I agree. My ten gallon tank was the first I ever had. The plants died very quickly. The floating plants lasted longer, and the plecostomus couldn't bother them. I used a special lamp. That just caused algae. I would settle for a natural rocky base and a natural looking substrate. I stayed in the hobby for about 10 years and raised literally thousands of fish, including Pearl Gouramis and Black Angels. but I found plants to be a pain in the neck. As for the heater, I completely agree with you. Talk to the aquarium where you bought it. It could crack from overheating and having the water hit the part that is not immersed.
I was surprised to see that the owner of the aquarium where I traded fish for supplies did not use a dechlorinator, so I never used one again. It's possible that I kept my tanks a bit too clean for the plants. I had an automatic water changer-a blessing for anyone with many aquariums. I also moved Angels for breeding to a newly setup tank with no preparation other than clean, warm, water, raised the temp., and they bred. No problems. Then I took the parents out as soon as I duplicated that clean water situation in the 55 gallon tank and moved the parents. Only a sponge filter is safe for most egg layers' fry. They're tiny!
But I paid my dues. As I went along I read about ten years worth of TFH and I had a large reference book, which I also studied and referred to. When I first started, I did everything I was told. I bought inexpensive fish and a catfish to get the filter "going." I left it for days, everything according to instructions, and EVERY fish died. I consider that "my dues." I replaced the fish.
Oh, Corydorus (catfish) lived through that. He was my longest living fish, and Don Juan, a male Angel was the next to oldest. I was upset when each of them died. I never thought anyone could get attached to a fish!

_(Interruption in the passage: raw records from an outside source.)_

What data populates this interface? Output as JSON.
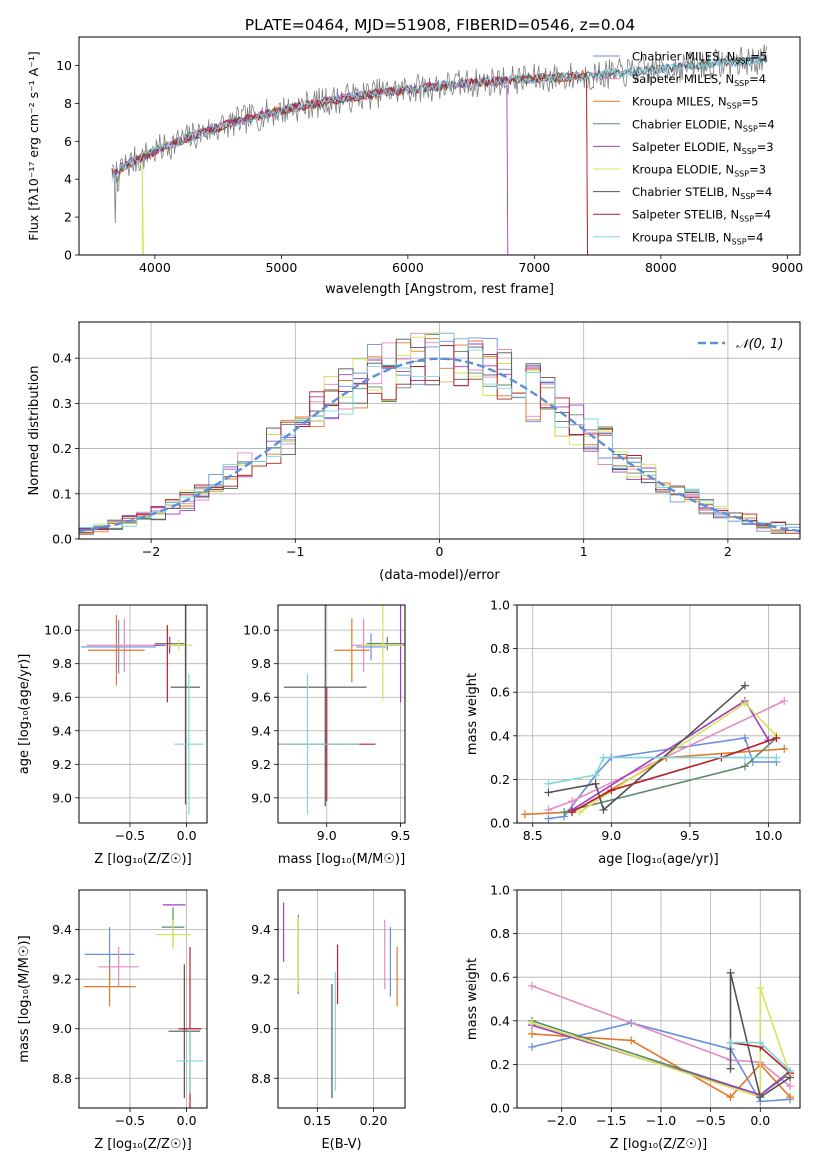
{
  "figure": {
    "title": "PLATE=0464, MJD=51908, FIBERID=0546, z=0.04"
  },
  "legend_entries": [
    {
      "imf": "Chabrier",
      "lib": "MILES",
      "n": "5",
      "color": "#6a8fdc"
    },
    {
      "imf": "Salpeter",
      "lib": "MILES",
      "n": "4",
      "color": "#e68ac2"
    },
    {
      "imf": "Kroupa",
      "lib": "MILES",
      "n": "5",
      "color": "#e07a2a"
    },
    {
      "imf": "Chabrier",
      "lib": "ELODIE",
      "n": "4",
      "color": "#5b8a6a"
    },
    {
      "imf": "Salpeter",
      "lib": "ELODIE",
      "n": "3",
      "color": "#a23fc0"
    },
    {
      "imf": "Kroupa",
      "lib": "ELODIE",
      "n": "3",
      "color": "#d6e35a"
    },
    {
      "imf": "Chabrier",
      "lib": "STELIB",
      "n": "4",
      "color": "#555555"
    },
    {
      "imf": "Salpeter",
      "lib": "STELIB",
      "n": "4",
      "color": "#b5202a"
    },
    {
      "imf": "Kroupa",
      "lib": "STELIB",
      "n": "4",
      "color": "#7fd6dc"
    }
  ],
  "chart_data": [
    {
      "id": "spectrum",
      "type": "line",
      "xlabel": "wavelength [Angstrom, rest frame]",
      "ylabel": "Flux [f",
      "xlim": [
        3400,
        9100
      ],
      "ylim": [
        0,
        11.5
      ],
      "x_ticks": [
        4000,
        5000,
        6000,
        7000,
        8000,
        9000
      ],
      "y_ticks": [
        0,
        2,
        4,
        6,
        8,
        10
      ],
      "observed_color": "#808080",
      "model_end_wavelengths": [
        8850,
        8850,
        7420,
        8850,
        6790,
        3910,
        8850,
        7420,
        8850
      ],
      "grid": false,
      "legend": "upper right"
    },
    {
      "id": "residual_histogram",
      "type": "bar",
      "xlabel": "(data-model)/error",
      "ylabel": "Normed distribution",
      "xlim": [
        -2.5,
        2.5
      ],
      "ylim": [
        0,
        0.48
      ],
      "x_ticks": [
        -2,
        -1,
        0,
        1,
        2
      ],
      "y_ticks": [
        0.0,
        0.1,
        0.2,
        0.3,
        0.4
      ],
      "gaussian_label": "N(0,1)",
      "gaussian_color": "#5b8fdc",
      "grid": true,
      "legend": "upper right"
    },
    {
      "id": "age_vs_Z",
      "type": "scatter",
      "xlabel": "Z [log10(Z/Z☉)]",
      "ylabel": "age [log10(age/yr)]",
      "xlim": [
        -0.95,
        0.18
      ],
      "ylim": [
        8.85,
        10.15
      ],
      "x_ticks": [
        -0.5,
        0.0
      ],
      "y_ticks": [
        9.0,
        9.2,
        9.4,
        9.6,
        9.8,
        10.0
      ],
      "grid": true,
      "points": [
        {
          "s": 0,
          "x": -0.6,
          "y": 9.9,
          "xerr": 0.33,
          "yerr": 0.16
        },
        {
          "s": 1,
          "x": -0.55,
          "y": 9.91,
          "xerr": 0.33,
          "yerr": 0.16
        },
        {
          "s": 2,
          "x": -0.62,
          "y": 9.88,
          "xerr": 0.25,
          "yerr": 0.21
        },
        {
          "s": 3,
          "x": -0.15,
          "y": 9.92,
          "xerr": 0.13,
          "yerr": 0.04
        },
        {
          "s": 4,
          "x": -0.15,
          "y": 9.91,
          "xerr": 0.14,
          "yerr": 0.05
        },
        {
          "s": 5,
          "x": -0.07,
          "y": 9.91,
          "xerr": 0.12,
          "yerr": 0.03
        },
        {
          "s": 6,
          "x": -0.01,
          "y": 9.66,
          "xerr": 0.13,
          "yerr": 0.7
        },
        {
          "s": 7,
          "x": -0.17,
          "y": 9.8,
          "xerr": 0.0,
          "yerr": 0.23
        },
        {
          "s": 8,
          "x": 0.02,
          "y": 9.32,
          "xerr": 0.13,
          "yerr": 0.42
        }
      ]
    },
    {
      "id": "age_vs_mass",
      "type": "scatter",
      "xlabel": "mass [log10(M/M☉)]",
      "ylabel": "",
      "xlim": [
        8.67,
        9.53
      ],
      "ylim": [
        8.85,
        10.15
      ],
      "x_ticks": [
        9.0,
        9.5
      ],
      "y_ticks": [
        9.0,
        9.2,
        9.4,
        9.6,
        9.8,
        10.0
      ],
      "grid": true,
      "points": [
        {
          "s": 0,
          "x": 9.3,
          "y": 9.9,
          "xerr": 0.1,
          "yerr": 0.08
        },
        {
          "s": 1,
          "x": 9.25,
          "y": 9.91,
          "xerr": 0.08,
          "yerr": 0.16
        },
        {
          "s": 2,
          "x": 9.17,
          "y": 9.88,
          "xerr": 0.12,
          "yerr": 0.19
        },
        {
          "s": 3,
          "x": 9.41,
          "y": 9.92,
          "xerr": 0.14,
          "yerr": 0.04
        },
        {
          "s": 4,
          "x": 9.5,
          "y": 9.91,
          "xerr": 0.1,
          "yerr": 0.34
        },
        {
          "s": 5,
          "x": 9.38,
          "y": 9.91,
          "xerr": 0.14,
          "yerr": 0.33
        },
        {
          "s": 6,
          "x": 8.99,
          "y": 9.66,
          "xerr": 0.28,
          "yerr": 0.71
        },
        {
          "s": 7,
          "x": 9.0,
          "y": 9.32,
          "xerr": 0.33,
          "yerr": 0.34
        },
        {
          "s": 8,
          "x": 8.87,
          "y": 9.32,
          "xerr": 0.35,
          "yerr": 0.42
        }
      ]
    },
    {
      "id": "weight_vs_age",
      "type": "line",
      "xlabel": "age [log10(age/yr)]",
      "ylabel": "mass weight",
      "xlim": [
        8.4,
        10.2
      ],
      "ylim": [
        0.0,
        1.0
      ],
      "x_ticks": [
        8.5,
        9.0,
        9.5,
        10.0
      ],
      "y_ticks": [
        0.0,
        0.2,
        0.4,
        0.6,
        0.8,
        1.0
      ],
      "grid": true,
      "series": [
        {
          "s": 0,
          "x": [
            8.6,
            8.7,
            8.9,
            9.0,
            9.85,
            9.9,
            10.05
          ],
          "y": [
            0.02,
            0.03,
            0.22,
            0.3,
            0.39,
            0.28,
            0.28
          ]
        },
        {
          "s": 1,
          "x": [
            8.6,
            8.75,
            10.1
          ],
          "y": [
            0.06,
            0.1,
            0.56
          ]
        },
        {
          "s": 2,
          "x": [
            8.45,
            8.75,
            9.35,
            10.1
          ],
          "y": [
            0.04,
            0.05,
            0.3,
            0.34
          ]
        },
        {
          "s": 3,
          "x": [
            8.7,
            8.75,
            9.85,
            10.05
          ],
          "y": [
            0.05,
            0.06,
            0.26,
            0.39
          ]
        },
        {
          "s": 4,
          "x": [
            8.75,
            9.85,
            10.0
          ],
          "y": [
            0.06,
            0.56,
            0.38
          ]
        },
        {
          "s": 5,
          "x": [
            8.8,
            9.85,
            10.05
          ],
          "y": [
            0.05,
            0.55,
            0.4
          ]
        },
        {
          "s": 6,
          "x": [
            8.6,
            8.9,
            8.95,
            9.85
          ],
          "y": [
            0.14,
            0.18,
            0.06,
            0.63
          ]
        },
        {
          "s": 7,
          "x": [
            8.75,
            9.0,
            9.7,
            10.05
          ],
          "y": [
            0.05,
            0.15,
            0.3,
            0.39
          ]
        },
        {
          "s": 8,
          "x": [
            8.6,
            8.9,
            8.95,
            9.85,
            10.05
          ],
          "y": [
            0.18,
            0.22,
            0.3,
            0.3,
            0.3
          ]
        }
      ]
    },
    {
      "id": "mass_vs_Z",
      "type": "scatter",
      "xlabel": "Z [log10(Z/Z☉)]",
      "ylabel": "mass [log10(M/M☉)]",
      "xlim": [
        -0.95,
        0.18
      ],
      "ylim": [
        8.68,
        9.56
      ],
      "x_ticks": [
        -0.5,
        0.0
      ],
      "y_ticks": [
        8.8,
        9.0,
        9.2,
        9.4
      ],
      "grid": true,
      "points": [
        {
          "s": 0,
          "x": -0.68,
          "y": 9.3,
          "xerr": 0.22,
          "yerr": 0.11
        },
        {
          "s": 1,
          "x": -0.6,
          "y": 9.25,
          "xerr": 0.18,
          "yerr": 0.08
        },
        {
          "s": 2,
          "x": -0.68,
          "y": 9.17,
          "xerr": 0.23,
          "yerr": 0.08
        },
        {
          "s": 3,
          "x": -0.12,
          "y": 9.41,
          "xerr": 0.1,
          "yerr": 0.08
        },
        {
          "s": 4,
          "x": -0.11,
          "y": 9.5,
          "xerr": 0.1,
          "yerr": 0.0
        },
        {
          "s": 5,
          "x": -0.12,
          "y": 9.38,
          "xerr": 0.15,
          "yerr": 0.06
        },
        {
          "s": 6,
          "x": -0.02,
          "y": 8.99,
          "xerr": 0.14,
          "yerr": 0.27
        },
        {
          "s": 7,
          "x": 0.03,
          "y": 9.0,
          "xerr": 0.1,
          "yerr": 0.33
        },
        {
          "s": 8,
          "x": 0.03,
          "y": 8.87,
          "xerr": 0.12,
          "yerr": 0.13
        }
      ]
    },
    {
      "id": "mass_vs_EBV",
      "type": "scatter",
      "xlabel": "E(B-V)",
      "ylabel": "",
      "xlim": [
        0.115,
        0.228
      ],
      "ylim": [
        8.68,
        9.56
      ],
      "x_ticks": [
        0.15,
        0.2
      ],
      "y_ticks": [
        8.8,
        9.0,
        9.2,
        9.4
      ],
      "grid": true,
      "points": [
        {
          "s": 0,
          "x": 0.215,
          "y": 9.27,
          "xerr": 0,
          "yerr": 0.14
        },
        {
          "s": 1,
          "x": 0.21,
          "y": 9.3,
          "xerr": 0,
          "yerr": 0.14
        },
        {
          "s": 2,
          "x": 0.221,
          "y": 9.21,
          "xerr": 0,
          "yerr": 0.12
        },
        {
          "s": 3,
          "x": 0.133,
          "y": 9.3,
          "xerr": 0,
          "yerr": 0.16
        },
        {
          "s": 4,
          "x": 0.12,
          "y": 9.39,
          "xerr": 0,
          "yerr": 0.12
        },
        {
          "s": 5,
          "x": 0.133,
          "y": 9.3,
          "xerr": 0,
          "yerr": 0.15
        },
        {
          "s": 6,
          "x": 0.163,
          "y": 8.95,
          "xerr": 0,
          "yerr": 0.23
        },
        {
          "s": 7,
          "x": 0.168,
          "y": 9.22,
          "xerr": 0,
          "yerr": 0.12
        },
        {
          "s": 8,
          "x": 0.166,
          "y": 8.99,
          "xerr": 0,
          "yerr": 0.24
        }
      ]
    },
    {
      "id": "weight_vs_Z",
      "type": "line",
      "xlabel": "Z [log10(Z/Z☉)]",
      "ylabel": "mass weight",
      "xlim": [
        -2.45,
        0.4
      ],
      "ylim": [
        0.0,
        1.0
      ],
      "x_ticks": [
        -2.0,
        -1.5,
        -1.0,
        -0.5,
        0.0
      ],
      "y_ticks": [
        0.0,
        0.2,
        0.4,
        0.6,
        0.8,
        1.0
      ],
      "grid": true,
      "series": [
        {
          "s": 0,
          "x": [
            -2.3,
            -1.3,
            -0.3,
            0.0,
            0.3
          ],
          "y": [
            0.28,
            0.39,
            0.27,
            0.03,
            0.04
          ]
        },
        {
          "s": 1,
          "x": [
            -2.3,
            -0.3,
            0.0,
            0.3
          ],
          "y": [
            0.56,
            0.22,
            0.21,
            0.1
          ]
        },
        {
          "s": 2,
          "x": [
            -2.3,
            -1.3,
            -0.3,
            0.0,
            0.3
          ],
          "y": [
            0.34,
            0.31,
            0.05,
            0.2,
            0.05
          ]
        },
        {
          "s": 3,
          "x": [
            -2.3,
            0.0,
            0.3
          ],
          "y": [
            0.4,
            0.06,
            0.17
          ]
        },
        {
          "s": 4,
          "x": [
            -2.3,
            0.0,
            0.3
          ],
          "y": [
            0.38,
            0.06,
            0.16
          ]
        },
        {
          "s": 5,
          "x": [
            -2.3,
            0.0,
            0.0,
            0.3
          ],
          "y": [
            0.39,
            0.05,
            0.55,
            0.15
          ]
        },
        {
          "s": 6,
          "x": [
            -0.3,
            -0.3,
            0.0,
            0.3
          ],
          "y": [
            0.18,
            0.62,
            0.05,
            0.14
          ]
        },
        {
          "s": 7,
          "x": [
            -0.3,
            0.0,
            0.3
          ],
          "y": [
            0.3,
            0.28,
            0.16
          ]
        },
        {
          "s": 8,
          "x": [
            -0.3,
            0.0,
            0.3
          ],
          "y": [
            0.3,
            0.3,
            0.17
          ]
        }
      ]
    }
  ]
}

That was the last problem I had. However, if you get any tetras, don't just float the bag; acclimate them by gradually changing the water in the bag with the aquarium water. I have seen them hit the water and nose dive to the bottom of the tank. That's because the store might have a different PH from your water supply. It's wise to do this with all fish, of course. Good luck. Don't spend a lot on plants, please. Wait until you are more experienced. You'll be more successful.